Zu beachten: die LPPPL hat den politisch-juristischen Streit nicht beendet. Im November 2024 hob das Waadtländer Verfassungsgericht einen Versuch des Staatsrats auf, das Vorkaufsrecht der Gemeinden einzuschränken — ein Zeichen, dass das Instrument fast acht Jahre nach der Abstimmung weiter umstritten ist.
Analyse éditoriale
Conclusion

Acht Jahre später hat die LPPPL ihr zentrales Versprechen gehalten: dem Kanton konkrete Instrumente gegen die Wohnungsnot zu geben. Das Vorkaufsrecht, im Wahlkampf das umstrittenste Stück, trat in Kraft, wurde von den Gemeinden genutzt und bis vor Bundesgericht bestätigt. Die Kategorie der bezahlbaren Mietwohnung existiert nun im Waadtländer Recht.

Die Befürchtungen des Nein-Lagers haben sich weitgehend verflüchtigt: Weder die angekündigte Abschaffung des Eigentums noch der Zusammenbruch der Immobilienbranche traten ein. Der Markt blieb aktiv, und Renovationen gingen weiter.
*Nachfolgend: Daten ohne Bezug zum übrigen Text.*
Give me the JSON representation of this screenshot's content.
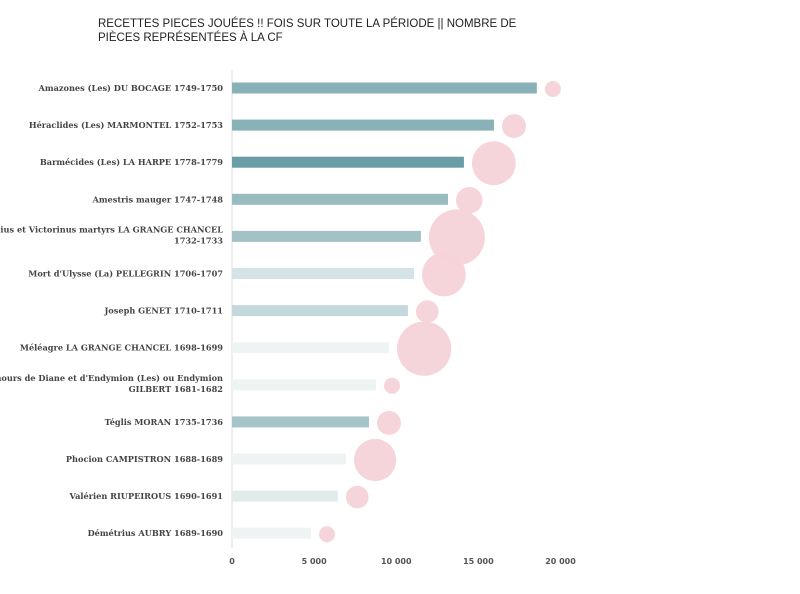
{
  "chart_data": {
    "type": "bar",
    "orientation": "horizontal",
    "title": "RECETTES PIECES JOUÉES !! FOIS SUR TOUTE LA PÉRIODE || NOMBRE DE PIÈCES REPRÉSENTÉES À LA CF",
    "xlabel": "",
    "ylabel": "",
    "xlim": [
      0,
      22000
    ],
    "x_ticks": [
      "0",
      "5 000",
      "10 000",
      "15 000",
      "20 000"
    ],
    "x_tick_values": [
      0,
      5000,
      10000,
      15000,
      20000
    ],
    "grid": false,
    "categories": [
      [
        "Amazones (Les) DU BOCAGE 1749-1750"
      ],
      [
        "Héraclides (Les) MARMONTEL 1752-1753"
      ],
      [
        "Barmécides (Les) LA HARPE 1778-1779"
      ],
      [
        "Amestris mauger 1747-1748"
      ],
      [
        "Cassius et Victorinus martyrs LA GRANGE CHANCEL",
        "1732-1733"
      ],
      [
        "Mort d'Ulysse (La) PELLEGRIN 1706-1707"
      ],
      [
        "Joseph GENET 1710-1711"
      ],
      [
        "Méléagre LA GRANGE CHANCEL 1698-1699"
      ],
      [
        "Amours de Diane et d'Endymion (Les) ou Endymion",
        "GILBERT 1681-1682"
      ],
      [
        "Téglis MORAN 1735-1736"
      ],
      [
        "Phocion CAMPISTRON 1688-1689"
      ],
      [
        "Valérien RIUPEIROUS 1690-1691"
      ],
      [
        "Démétrius AUBRY 1689-1690"
      ]
    ],
    "values": [
      18560,
      15950,
      14120,
      13150,
      11500,
      11080,
      10710,
      9560,
      8770,
      8340,
      6940,
      6450,
      4810
    ],
    "bubble_sizes_relative": [
      4,
      9,
      30,
      11,
      49,
      30,
      8,
      46,
      4,
      9,
      28,
      8,
      4
    ],
    "bar_colors": [
      "#88b2b8",
      "#88b2b8",
      "#6a9ea6",
      "#99bcc1",
      "#a2c2c6",
      "#d3e3e6",
      "#c3d9dc",
      "#eef4f4",
      "#eef4f4",
      "#a6c5c9",
      "#eef4f4",
      "#e0ecec",
      "#eef4f4"
    ],
    "bubble_color": "#f5d3d8"
  }
}
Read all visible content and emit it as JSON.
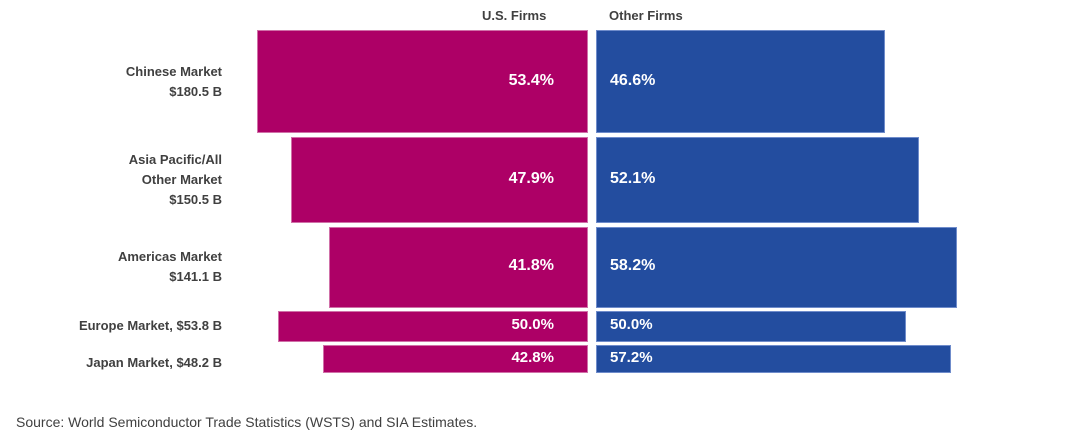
{
  "chart_data": {
    "type": "bar",
    "subtype": "diverging-variable-height",
    "title": "",
    "legend": [
      "U.S. Firms",
      "Other Firms"
    ],
    "series_colors": {
      "U.S. Firms": "#ad0066",
      "Other Firms": "#234d9f"
    },
    "categories": [
      {
        "name": "Chinese Market",
        "size_label": "$180.5 B",
        "market_size_billions": 180.5,
        "label_lines": [
          "Chinese Market",
          "$180.5 B"
        ]
      },
      {
        "name": "Asia Pacific/All Other Market",
        "size_label": "$150.5 B",
        "market_size_billions": 150.5,
        "label_lines": [
          "Asia Pacific/All",
          "Other Market",
          "$150.5 B"
        ]
      },
      {
        "name": "Americas Market",
        "size_label": "$141.1 B",
        "market_size_billions": 141.1,
        "label_lines": [
          "Americas Market",
          "$141.1 B"
        ]
      },
      {
        "name": "Europe Market",
        "size_label": "$53.8 B",
        "market_size_billions": 53.8,
        "label_lines": [
          "Europe Market, $53.8 B"
        ]
      },
      {
        "name": "Japan Market",
        "size_label": "$48.2 B",
        "market_size_billions": 48.2,
        "label_lines": [
          "Japan Market, $48.2 B"
        ]
      }
    ],
    "series": [
      {
        "name": "U.S. Firms",
        "values": [
          53.4,
          47.9,
          41.8,
          50.0,
          42.8
        ],
        "labels": [
          "53.4%",
          "47.9%",
          "41.8%",
          "50.0%",
          "42.8%"
        ]
      },
      {
        "name": "Other Firms",
        "values": [
          46.6,
          52.1,
          58.2,
          50.0,
          57.2
        ],
        "labels": [
          "46.6%",
          "52.1%",
          "58.2%",
          "50.0%",
          "57.2%"
        ]
      }
    ],
    "unit": "%",
    "xlabel": "",
    "ylabel": "",
    "grid": false,
    "legend_placement": "top"
  },
  "source": "Source: World Semiconductor Trade Statistics (WSTS) and SIA Estimates."
}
Grundlos waren sie deshalb nicht. Das Vorkaufsrecht nährte eine reale Rechtsunsicherheit, mit aufsehenerregenden Streitfällen und einer Folge von Beschwerden, die bis 2024 noch Gemeinden, Eigentümer und Staatsrat gegeneinander stellten. Vor allem blieb das implizite Versprechen, der Knappheit zu entkommen, uneingelöst: Die Waadtländer Leerwohnungsquote verharrte am Boden — ein Hinweis darauf, dass ein Gesetz über den Mietwohnungsbestand allein noch nie Wohnungen gebaut hat.